Risk Reports build on what worked well in the previous RSP. Anthropic found that producing a proto-Risk Report-the Safeguards Report from May 2025-was valuable for internal understanding and public communication of risks. Risk Reports extend this into a more systematic, comprehensive practice.

These reports will provide detailed information about the safety profile of Anthropic's models at the time of publication. They go beyond describing model capabilities to explain how capabilities, threat models (the specific ways models might pose threats), and active risk mitigations fit together, offering an overall risk assessment. Risk Reports will be published online (with some redactions[^1]) every 3–6 months.

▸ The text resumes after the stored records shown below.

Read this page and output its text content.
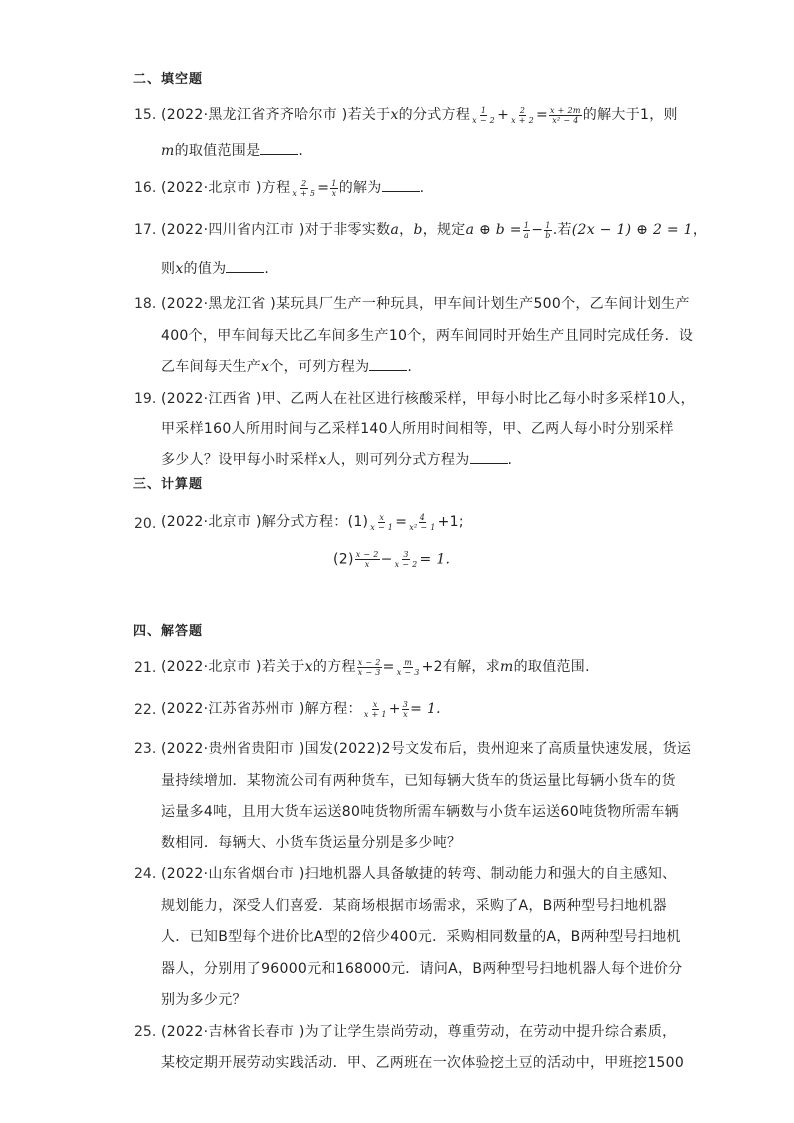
二、填空题
15. (2022·黑龙江省齐齐哈尔市 )若关于x的分式方程 $\frac{1}{x - 2} + \frac{2}{x + 2} = \frac{x + 2m}{\text{x² − 4}}$ 的解大于1，则
m的取值范围是	.
16. (2022·北京市 )方程 $\frac{2}{x + 5} = \frac{1}{x}$ 的解为	.
17. (2022·四川省内江市 )对于非零实数a，b，规定a ⊕ $b = \frac{1}{a} - \frac{1}{b}$ .若(2x − 1) ⊕ 2 = 1，
则x的值为	.
18. (2022·黑龙江省 )某玩具厂生产一种玩具，甲车间计划生产500个，乙车间计划生产
400个，甲车间每天比乙车间多生产10个，两车间同时开始生产且同时完成任务．设
乙车间每天生产x个，可列方程为	.
19. (2022·江西省 )甲、乙两人在社区进行核酸采样，甲每小时比乙每小时多采样10人，
甲采样160人所用时间与乙采样140人所用时间相等，甲、乙两人每小时分别采样
多少人？设甲每小时采样x人，则可列分式方程为	.
三、计算题
20. (2022·北京市 )解分式方程：$(1) \frac{x}{x - 1} = \frac{4}{\text{x² − 1}} +1$;
$(2) \frac{x - 2}{x} - \frac{3}{x - 2} = 1$.
四、解答题
21. (2022·北京市 )若关于x的方程 $\frac{x - 2}{x - 3} = \frac{m}{x - 3} +2$有解，求m的取值范围.
22. (2022·江苏省苏州市 )解方程： $\frac{x}{x + 1} + \frac{3}{x} = 1$.
23. (2022·贵州省贵阳市 )国发(2022)2号文发布后，贵州迎来了高质量快速发展，货运
量持续增加．某物流公司有两种货车，已知每辆大货车的货运量比每辆小货车的货
运量多4吨，且用大货车运送80吨货物所需车辆数与小货车运送60吨货物所需车辆
数相同．每辆大、小货车货运量分别是多少吨？
24. (2022·山东省烟台市 )扫地机器人具备敏捷的转弯、制动能力和强大的自主感知、
规划能力，深受人们喜爱．某商场根据市场需求，采购了A，B两种型号扫地机器
人．已知B型每个进价比A型的2倍少400元．采购相同数量的A，B两种型号扫地机
器人，分别用了96000元和168000元．请问A，B两种型号扫地机器人每个进价分
别为多少元？
25. (2022·吉林省长春市 )为了让学生崇尚劳动，尊重劳动，在劳动中提升综合素质，
某校定期开展劳动实践活动．甲、乙两班在一次体验挖土豆的活动中，甲班挖1500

The new RSP also requires external review of Risk Reports under certain circumstances. Anthropic will appoint expert third-party reviewers who are deeply familiar with AI safety research, incentivized to be candid about the company's safety position, and free of major conflicts of interest. These reviewers will have unredacted or minimally-redacted access to Risk Reports and will subject Anthropic's reasoning, analysis, and decision-making to comprehensive public review. Although current models do not yet require external review, Anthropic is already running pilots and working toward this goal.

Risk Reports will also address gaps between Anthropic's current safety and security measures and the company's more ambitious industry-wide recommendations. Anthropic hopes that describing and publicizing such gaps will contribute to public awareness and beneficial policy change.

Conclusion

The Responsible Scaling Policy was always intended to be a living document with the flexibility to evolve as AI models become more capable. This third revision amplifies what worked in previous versions, commits Anthropic to greater transparency about its plans and risk considerations, and separates industry-wide recommendations from what the company can achieve on its own. In that same spirit of pragmatism, Anthropic will continue revising and refining the RSP and its methods for evaluating and mitigating risks as the technology evolves.

[^1]: As discussed in the RSP, Anthropic aims to minimize redactions in the public version of Risk Reports. Reasons for potential redactions include legal compliance, intellectual property protection, public safety, and privacy.